1. From the above link, I clicked “Health Benefits Program Retiree Application” (https://www.nyc.gov/site/olr/health/retiree/health-retiree-forms-and-downloads.page).
It directed me to submit forms electronically using the link:  https://nycemployeebenefits.leapfile.net. There were two categories that could apply to my situation:
  • Retirees only - Health Benefits Application (Retiree enrollment)
  • Changes (address changes, death certificate, Medicare cards, etc.)
You can see the problem: I am a retiree and want to enroll in a different plan. Should I click the first link (Retirees - Health)? or the 2nd link (Changes)? I don’t remember which I one I did, but they both seem to lead to the same cover screen. I wrote a message and selected files to send individually.
2. Back to the Retiree page to get the forms. I clicked on “Health Benefits Program Retiree Application” but the DATE OF BIRTH cell did not accept my date of birth because of a bug. So I could not fill it out electronically. Instead I had to print it out, fill it in by hand, and scan it to the computer to submit electronically.

3. I did not know how to fill in some of the other boxes and had to call the UFT Welfare Fund to ask for help on these things:
(a) That change form asks for “Pension no.”  I checked my TRS account, and the only nos. listed there are called a “Retirement no.” [starts with “U”] and a “Membership no.” The UFT rep told me to use “the one with the U”. Who knew!@?
(b) After the box for name of current health plan is a box for “MBI NUMBER”. I had no idea what that was – my Medicare ID? my plan enrollment no.? The UFT rep said “Don’t worry about it,” as it wasn’t needed.
4. The UFT rep told me I actually had to upload TWO forms – the change form above, plus a disenrollment form for my current plan. That was not mentioned on the website, and I could not locate a link for that 2nd form either. She had to send it to me by email.
c) That form asks for an “effective date,” but I wasn’t sure which date should be there. Does it mean to enter the last date that my current plan should run to (end of year: Dec. 31, 2023) or end “by” the first date of the new year (Jan. 4, 2024). It would be clear if the wording were more specific, like: “Final date of current plan.”
5. I asked the UFT rep whether it was better to send electronically or by mail. She said “do both.”

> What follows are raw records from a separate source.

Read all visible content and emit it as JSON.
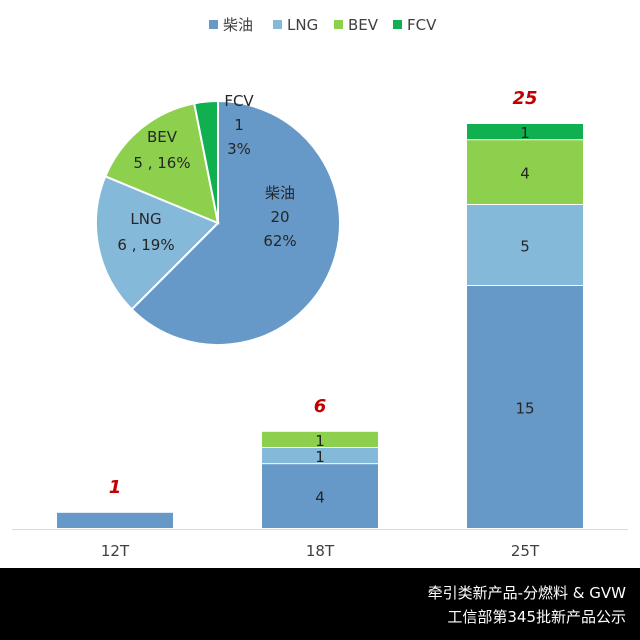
{
  "legend": [
    {
      "label": "柴油",
      "color": "#6699c8"
    },
    {
      "label": "LNG",
      "color": "#85b9da"
    },
    {
      "label": "BEV",
      "color": "#8dd04e"
    },
    {
      "label": "FCV",
      "color": "#10b050"
    }
  ],
  "footer": {
    "line1": "牵引类新产品-分燃料 & GVW",
    "line2": "工信部第345批新产品公示"
  },
  "chart_data": [
    {
      "type": "pie",
      "legend_position": "top",
      "slices": [
        {
          "name": "柴油",
          "value": 20,
          "percent_label": "62%",
          "color": "#6699c8"
        },
        {
          "name": "LNG",
          "value": 6,
          "percent_label": "19%",
          "color": "#85b9da"
        },
        {
          "name": "BEV",
          "value": 5,
          "percent_label": "16%",
          "color": "#8dd04e"
        },
        {
          "name": "FCV",
          "value": 1,
          "percent_label": "3%",
          "color": "#10b050"
        }
      ]
    },
    {
      "type": "bar",
      "stacked": true,
      "categories": [
        "12T",
        "18T",
        "25T"
      ],
      "series": [
        {
          "name": "柴油",
          "values": [
            1,
            4,
            15
          ],
          "color": "#6699c8"
        },
        {
          "name": "LNG",
          "values": [
            0,
            1,
            5
          ],
          "color": "#85b9da"
        },
        {
          "name": "BEV",
          "values": [
            0,
            1,
            4
          ],
          "color": "#8dd04e"
        },
        {
          "name": "FCV",
          "values": [
            0,
            0,
            1
          ],
          "color": "#10b050"
        }
      ],
      "totals": [
        1,
        6,
        25
      ],
      "total_label_color": "#c00000",
      "ylim": [
        0,
        25
      ],
      "grid": false
    }
  ]
}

6. When I submitted electronically, the software said “Success,” but how do we trust that message where there is no date or other details of the submission. I would have liked to take a screenshot (if details were there) or receive an email from the software that my documents were received.

7. I am now supposed to wait 4 - 6 weeks to see if this goes through??????  That’s insane.


Please can you tell me if you have received my application for change of health plan and that everything is in order.